De tanto ver, a gente banaliza o olhar. Vê não vendo. Experimente ver pela primeira vez o que você vê todo dia, sem ver. Parece fácil, mas não é.
O que nos cerca é familiar, já não desperta curiosidade no campo visual da nossa rotina, é como um vazio.
Você sai todo o dia, por exemplo, pela mesma porta. Se alguém lhe perguntar o que você vê no seu caminho, você não sabe, de tanto ver, você não vê. Sei de um profissional que passou 32 anos a fio pelo mesmo hall do prédio do seu escritório. Ali estava sempre, pontualíssimo, o mesmo porteiro. Dava-lhe bom dia e às vezes lhe passava um recado ou uma correspondência. Um dia o porteiro cometeu a descortesia de falecer.
Como era ele? Sua cara? Sua voz? Como se vestia? Não tinha a mínima idéia. Em 32 anos, nunca o viu. Para ser notado, o porteiro teve que morrer. Se um dia no seu lugar estiver uma girafa, cumprindo o rito, pode ser que também ninguém note por sua ausência. O hábito suja os olhos e lhes baixa a voltagem. Mas há sempre o que ver. Gente, coisas, bichos. E vemos? Não, não vemos.

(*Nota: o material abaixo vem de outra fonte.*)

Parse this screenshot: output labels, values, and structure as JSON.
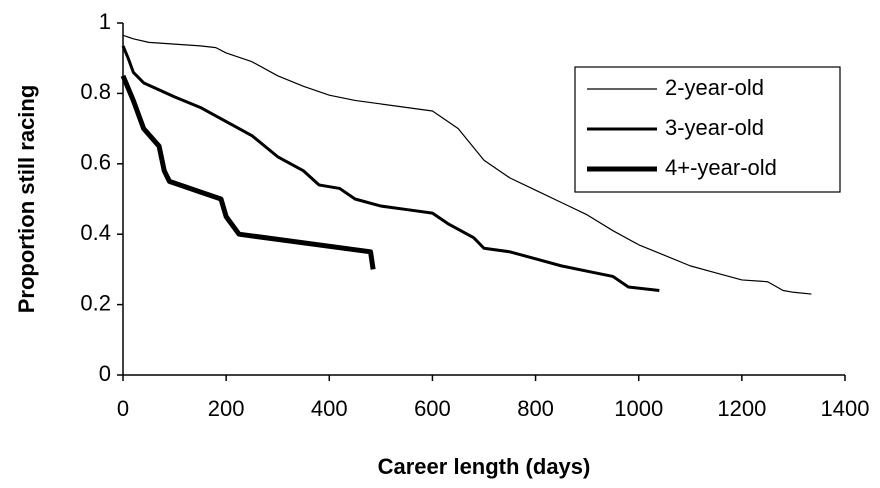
{
  "chart_data": {
    "type": "line",
    "xlabel": "Career length (days)",
    "ylabel": "Proportion still racing",
    "xlim": [
      0,
      1400
    ],
    "xticks": [
      0,
      200,
      400,
      600,
      800,
      1000,
      1200,
      1400
    ],
    "ylim": [
      0,
      1
    ],
    "yticks": [
      0,
      0.2,
      0.4,
      0.6,
      0.8,
      1
    ],
    "legend": "upper right",
    "series": [
      {
        "name": "2-year-old",
        "color": "#000000",
        "line_width": 1.2,
        "x": [
          0,
          20,
          50,
          100,
          150,
          180,
          200,
          250,
          300,
          350,
          400,
          450,
          500,
          550,
          600,
          620,
          650,
          700,
          750,
          800,
          850,
          900,
          950,
          1000,
          1050,
          1100,
          1150,
          1200,
          1250,
          1280,
          1300,
          1335
        ],
        "values": [
          0.965,
          0.955,
          0.945,
          0.94,
          0.935,
          0.93,
          0.915,
          0.89,
          0.85,
          0.82,
          0.795,
          0.78,
          0.77,
          0.76,
          0.75,
          0.73,
          0.7,
          0.61,
          0.56,
          0.525,
          0.49,
          0.455,
          0.41,
          0.37,
          0.34,
          0.31,
          0.29,
          0.27,
          0.265,
          0.24,
          0.235,
          0.23
        ]
      },
      {
        "name": "3-year-old",
        "color": "#000000",
        "line_width": 3,
        "x": [
          0,
          10,
          20,
          40,
          100,
          150,
          200,
          250,
          300,
          350,
          380,
          420,
          450,
          500,
          550,
          600,
          630,
          680,
          700,
          750,
          800,
          850,
          900,
          950,
          980,
          1040
        ],
        "values": [
          0.935,
          0.9,
          0.86,
          0.83,
          0.79,
          0.76,
          0.72,
          0.68,
          0.62,
          0.58,
          0.54,
          0.53,
          0.5,
          0.48,
          0.47,
          0.46,
          0.43,
          0.39,
          0.36,
          0.35,
          0.33,
          0.31,
          0.295,
          0.28,
          0.25,
          0.24
        ]
      },
      {
        "name": "4+-year-old",
        "color": "#000000",
        "line_width": 5,
        "x": [
          0,
          20,
          40,
          70,
          80,
          90,
          150,
          190,
          200,
          225,
          480,
          485
        ],
        "values": [
          0.85,
          0.78,
          0.7,
          0.65,
          0.58,
          0.55,
          0.52,
          0.5,
          0.45,
          0.4,
          0.35,
          0.3
        ]
      }
    ]
  }
}
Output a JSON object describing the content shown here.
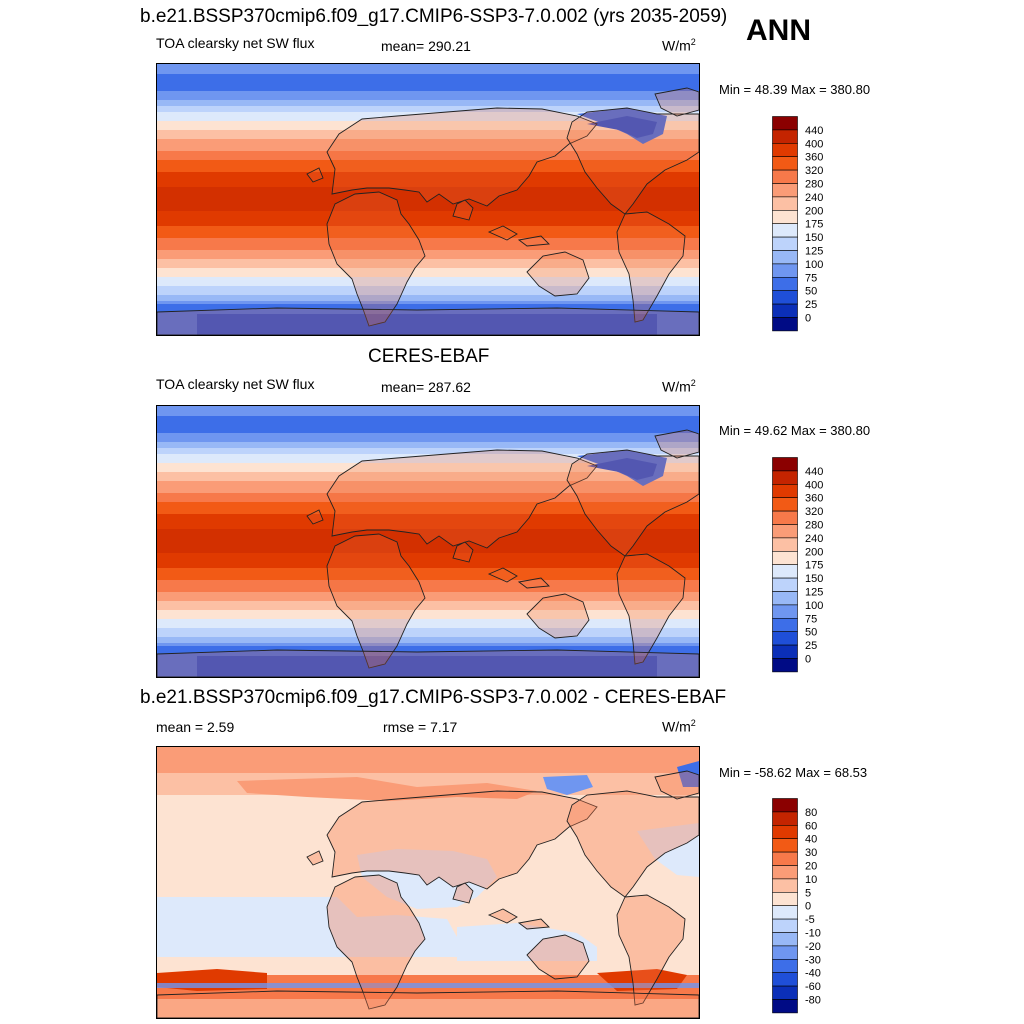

Uma criança vê o que um adulto não vê.
Tem olhos atentos e limpos para o espetáculo do mundo. O poeta é capaz de ver pela primeira vez o que, de tão visto, ninguém vê. Há pai que nunca viu o próprio filho. Marido que nunca viu a própria mulher, isso existe às pampas. Nossos olhos se gastam no dia-a-dia, opacos. É por aí que se instala no nosso coração o monstro da indiferença.